Nov 5, 2013

It's Tough To Get On SSI Child's Benefits

     The Philadelphia Inquirer has an article on the Supplemental Security Income (SSI) child's benefit program. Despite what you've heard, it's tough to get on benefits. How tough? So tough that most Social Security attorneys refuse to take on any SSI child case.


Anonymous said...

This child's claim was denied because she is not disabled. As far as living in poverty, her father needs to get 2 jobs. Laid off from a fast food job? The fast food industry is hiring, not laying off - unless you are not a hard worker. Parents, support your own children. I did!

Anonymous said...

Why would an attorney or rep refuse a child who is deserving?

In my experience with the program, I would agree its tough to get approved. However, parents who had children with legitimate conditions and had docent action from medical professionals got approved at a much higher rate. Unfortunately, at least in my area, the average SSI children's interview goes like this:

Q: What's the child's medical condition?
A: ADHD or learning disability or lead poisoning

Q: when were they diagnosed?
A: I don't know. He/she was born like that.

And then it continues to go downhill from there. Despite having insurance for the child (usually 95% of the time) there is usually no documentation. Then you either have the patent refusing medication for the kid or trying every medication out there. All of this to get $710.00 per month? And let's not forget, most families consist of single mothers, no education, no job and 2-4 kids. When one kids gets approved, then you get applications for ALL the other kids to try and "bolster" that household income.

It should be hard to get on SSI. What really gets me is that there are so many frivolous claims filed, it really muddies the waters for the deserving. That's what is really sad.

Peter said...

I always understood part of the issue with SSI claims was a lack of financial incentive (benefits only accrue from the app date, for starters). Do the attorneys you reference who reject all child SSI cases accept any adult SSI-only (non-concurrent) cases?

Anonymous said...

@ 11:53.

You're mostly right, the "pot" from which the 25% can be taken is considerably smaller for child SSI as they typically don't get the full SSI amount available to adults. Couple that with the relative lack of evidence in most cases (aka, lack of merit in the claim) leads most attorneys to choose not to play the numbers games with child SSI as it simply doesn't pay off.

In other words, lower success rate times lower ultimate fee results in a decision to turn down those type of cases. But those same attorneys will go on and on about how they are doing all they can to help people in bad situations.

Anonymous said...

I agree with a lot of what's been said here. Reps don't take kid cases because there are no significant back benefits and because a kid's case that needs a rep at the hearing level is a loser, statistically speaking

Anonymous said...

We don't take children's cases. The few calls we get about them we don't take. The unit cost of adding the part to our practice just doesn't make economic sense.

Anonymous said...

Great article. I have been repping child's cases for years but still learned something. Especially the fact that 2/3 of SSI cases are mental.

I see the points of all the above arguments. Usually there are only 2 ways to win child's cases 1. meet/equal a listing 2. the 6 domains.

I understand the financial difficulty of taking a child's case. Luckily my firm takes them but most of the time it is very hard to win.

To Anon 9:20, it is very easy to say all parents should have the resources to take care of a child. But with a severe child disability (e.g. autism, cancer, etc.), even rich parents need help. It usually takes a village.

Anonymous said...

Why would you have children if you can't dare for them? I can see one child, things happen and I'm not for aborting a baby just because. The problem is, why have 2 or 3 or 4 or 8 ( I've seen it - rare but 8 kids, 5 plus the mother got SSI). That's $4,260/mo and $51,120/yr - not taxed. I'm not for throwing them out, but their needs to at least be a household cap!

Anonymous said...

We completely stopped taking child's SSI cases a few years ago and we took very few for years before that.

Fortunately, a young but experienced Social Security attorney in our area is starting her own practice and does take these cases. We now refer all calls to her and the parents calling are grateful for the referral.

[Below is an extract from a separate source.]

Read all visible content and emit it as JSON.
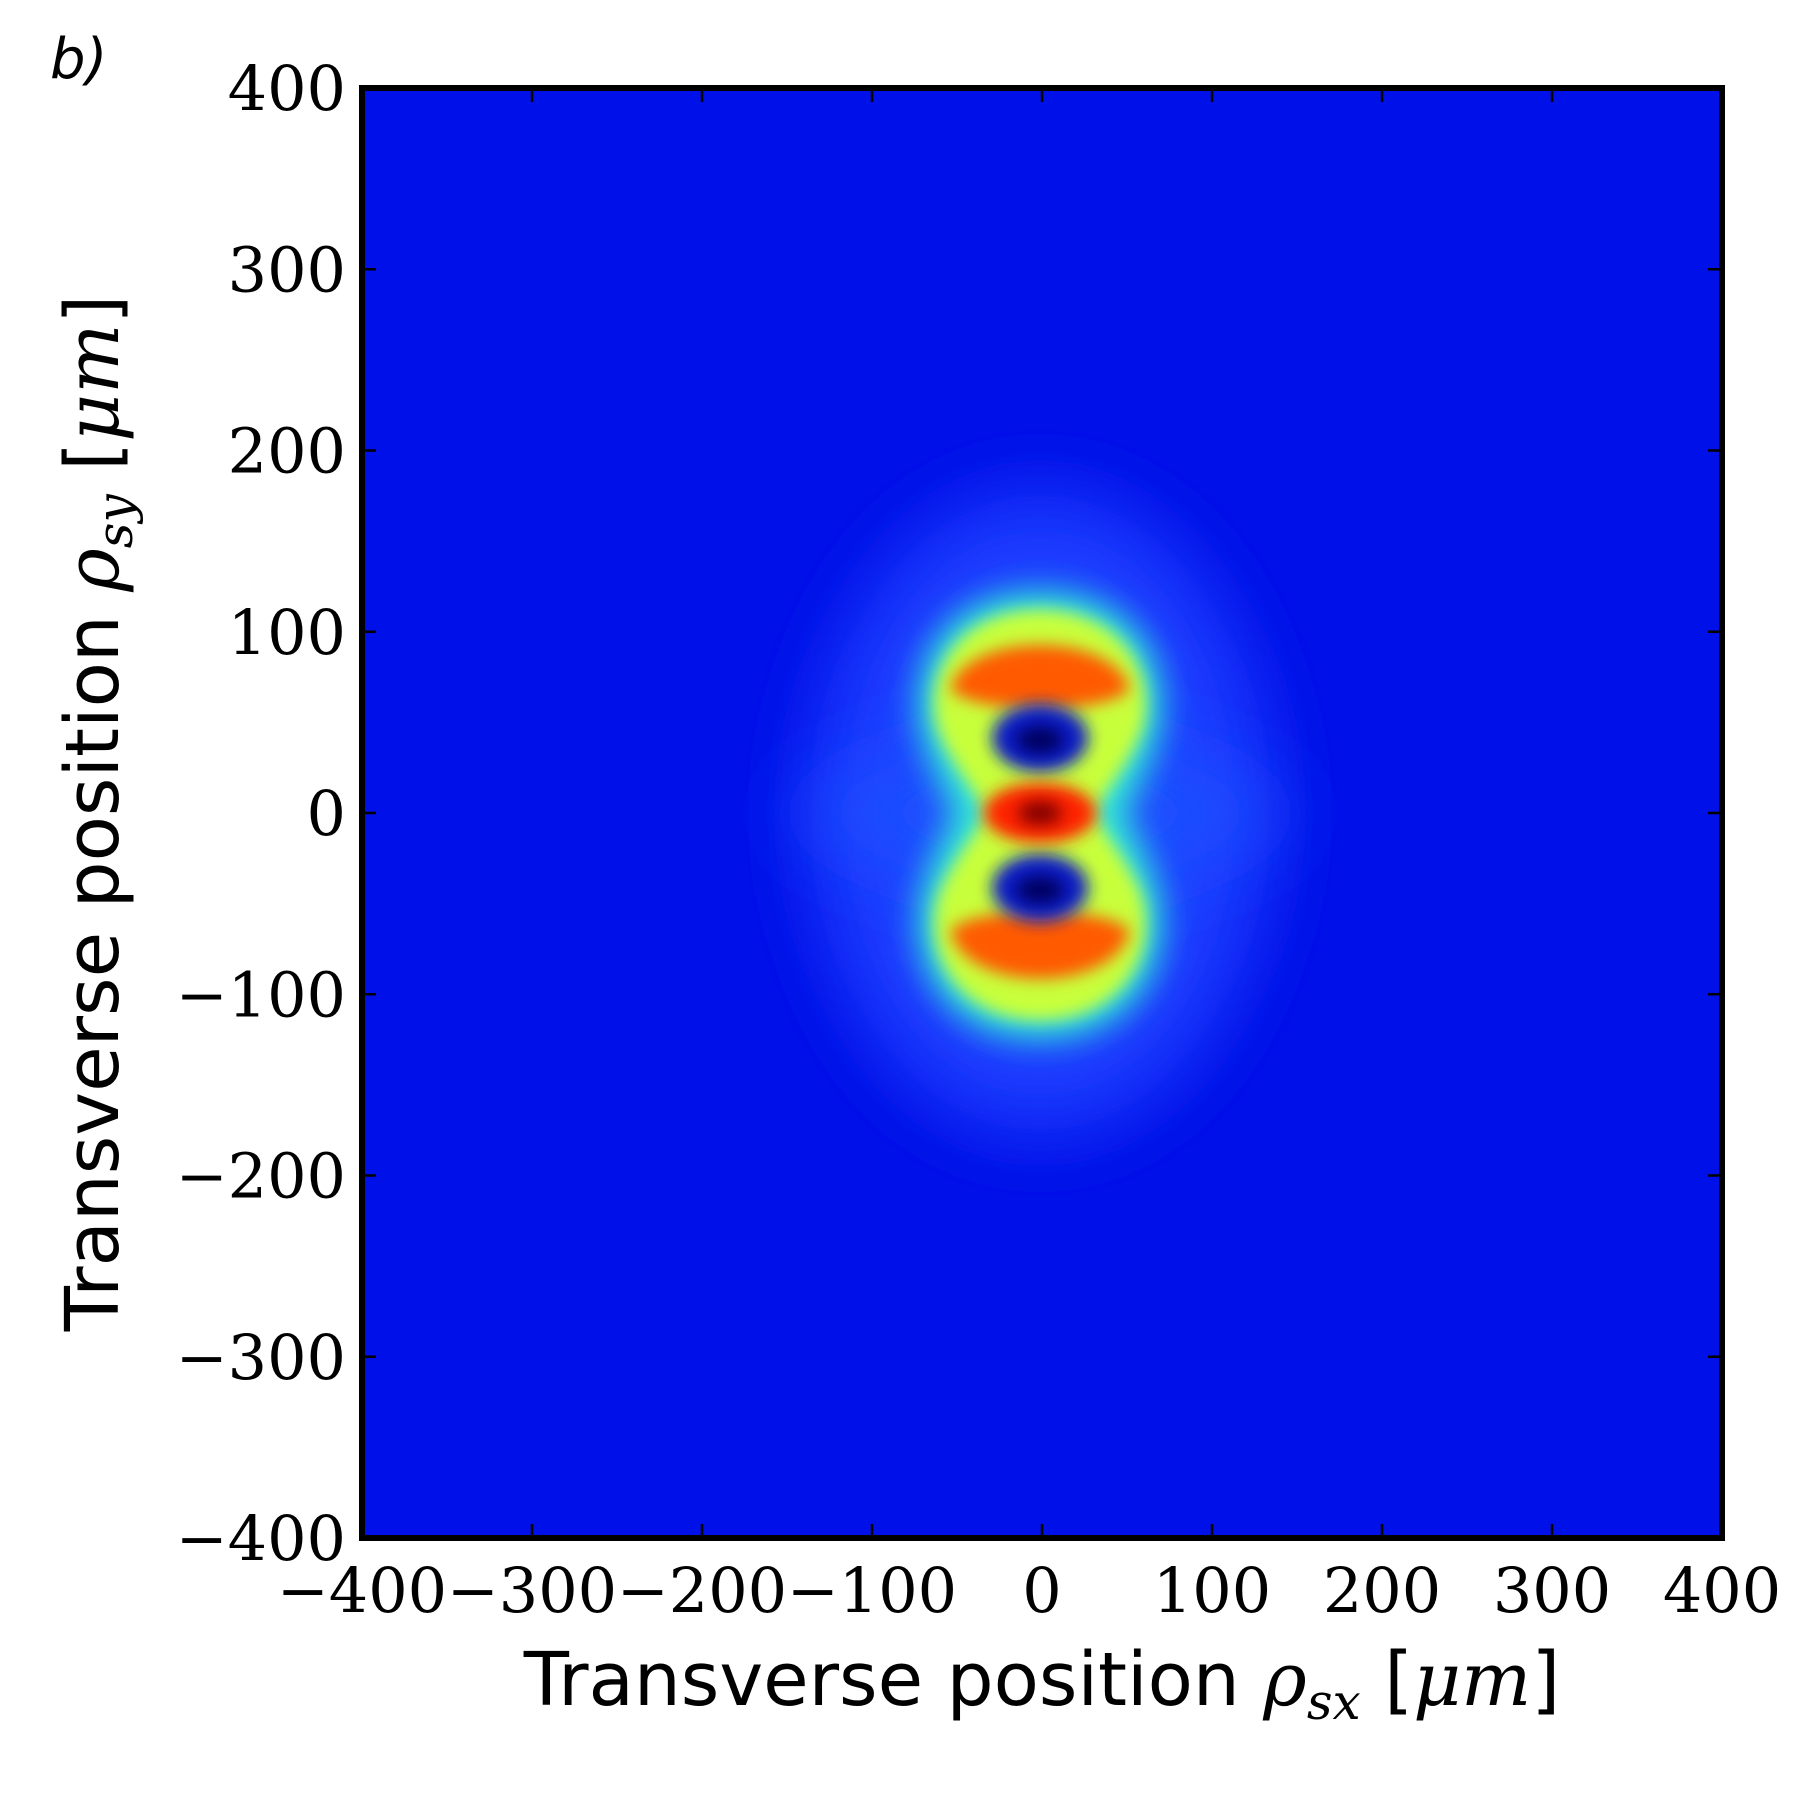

Anyone willing to take on child's cases would not have any problem getting business. Just let other practitioners in your area know you will take these cases and they will refer all these cases to you.

Anonymous said...

The complexity of the child disability standard makes it difficult for the average unrepresented parent to know if they have a legitimate claim when they file. Indeed, for all but the most obvious cases, it takes a fair amount of digging before a rep or an SSA adjudicator can know if a kids' SSI claim has significant merit. That being the case, there is no easy shortcut.

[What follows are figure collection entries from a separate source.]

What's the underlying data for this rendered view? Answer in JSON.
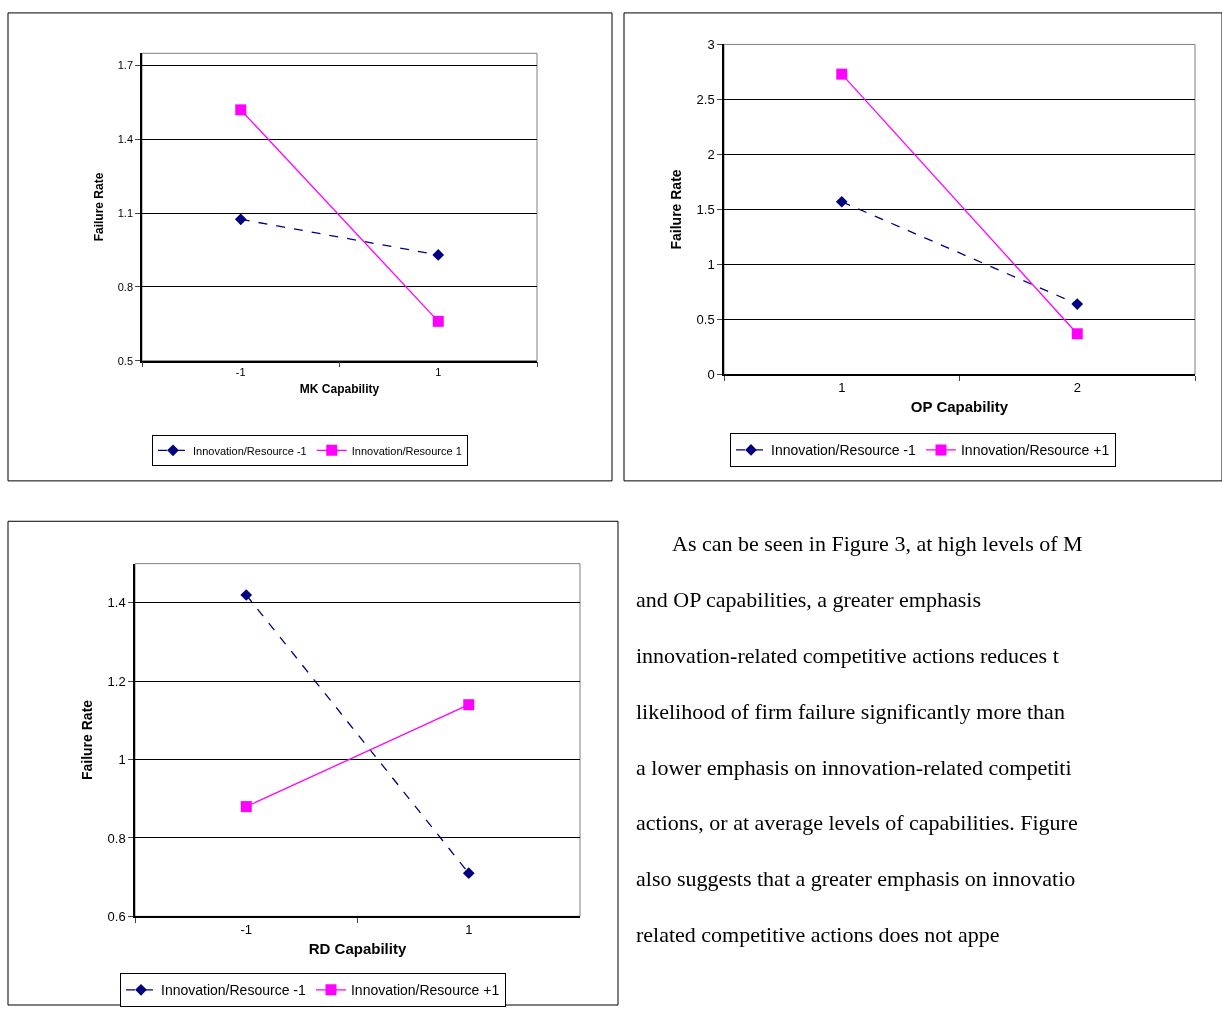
{
  "chart_data": [
    {
      "type": "line",
      "xlabel": "MK Capability",
      "ylabel": "Failure Rate",
      "categories": [
        "-1",
        "1"
      ],
      "ylim": [
        0.5,
        1.75
      ],
      "yticks": [
        0.5,
        0.8,
        1.1,
        1.4,
        1.7
      ],
      "grid": "y",
      "legend": "bottom",
      "series": [
        {
          "name": "Innovation/Resource -1",
          "color": "#000080",
          "values": [
            1.075,
            0.93
          ],
          "marker": "diamond",
          "line_style": "dashed"
        },
        {
          "name": "Innovation/Resource 1",
          "color": "#ff00ff",
          "values": [
            1.52,
            0.66
          ],
          "marker": "square",
          "line_style": "solid"
        }
      ]
    },
    {
      "type": "line",
      "xlabel": "OP Capability",
      "ylabel": "Failure Rate",
      "categories": [
        "1",
        "2"
      ],
      "ylim": [
        0,
        3
      ],
      "yticks": [
        0,
        0.5,
        1,
        1.5,
        2,
        2.5,
        3
      ],
      "grid": "y",
      "legend": "bottom",
      "series": [
        {
          "name": "Innovation/Resource -1",
          "color": "#000080",
          "values": [
            1.57,
            0.64
          ],
          "marker": "diamond",
          "line_style": "dashed"
        },
        {
          "name": "Innovation/Resource +1",
          "color": "#ff00ff",
          "values": [
            2.73,
            0.37
          ],
          "marker": "square",
          "line_style": "solid"
        }
      ]
    },
    {
      "type": "line",
      "xlabel": "RD Capability",
      "ylabel": "Failure Rate",
      "categories": [
        "-1",
        "1"
      ],
      "ylim": [
        0.6,
        1.5
      ],
      "yticks": [
        0.6,
        0.8,
        1,
        1.2,
        1.4
      ],
      "grid": "y",
      "legend": "bottom",
      "series": [
        {
          "name": "Innovation/Resource -1",
          "color": "#000080",
          "values": [
            1.42,
            0.71
          ],
          "marker": "diamond",
          "line_style": "dashed"
        },
        {
          "name": "Innovation/Resource +1",
          "color": "#ff00ff",
          "values": [
            0.88,
            1.14
          ],
          "marker": "square",
          "line_style": "solid"
        }
      ]
    },
    {
      "type": "other",
      "annotations": [
        "As can be seen in Figure 3, at high levels of M",
        "and OP capabilities, a greater emphasis",
        "innovation-related competitive actions reduces t",
        "likelihood of firm failure significantly more than",
        "a lower emphasis on innovation-related competiti",
        "actions, or at average levels of capabilities. Figure",
        "also suggests that a greater emphasis on innovatio",
        "related competitive actions does not appe"
      ]
    }
  ]
}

I can see why the private bar shies away from these cases, given they are likely to have to write off a lot of uncompensated time spent evaluating and developing evidence for the relatively larger number of claims that don't pan out in the end. With fewer private attorneys available to help develop the evidence in such cases, it shifts a significant burden onto SSA and DDS staff, who are already quite busy.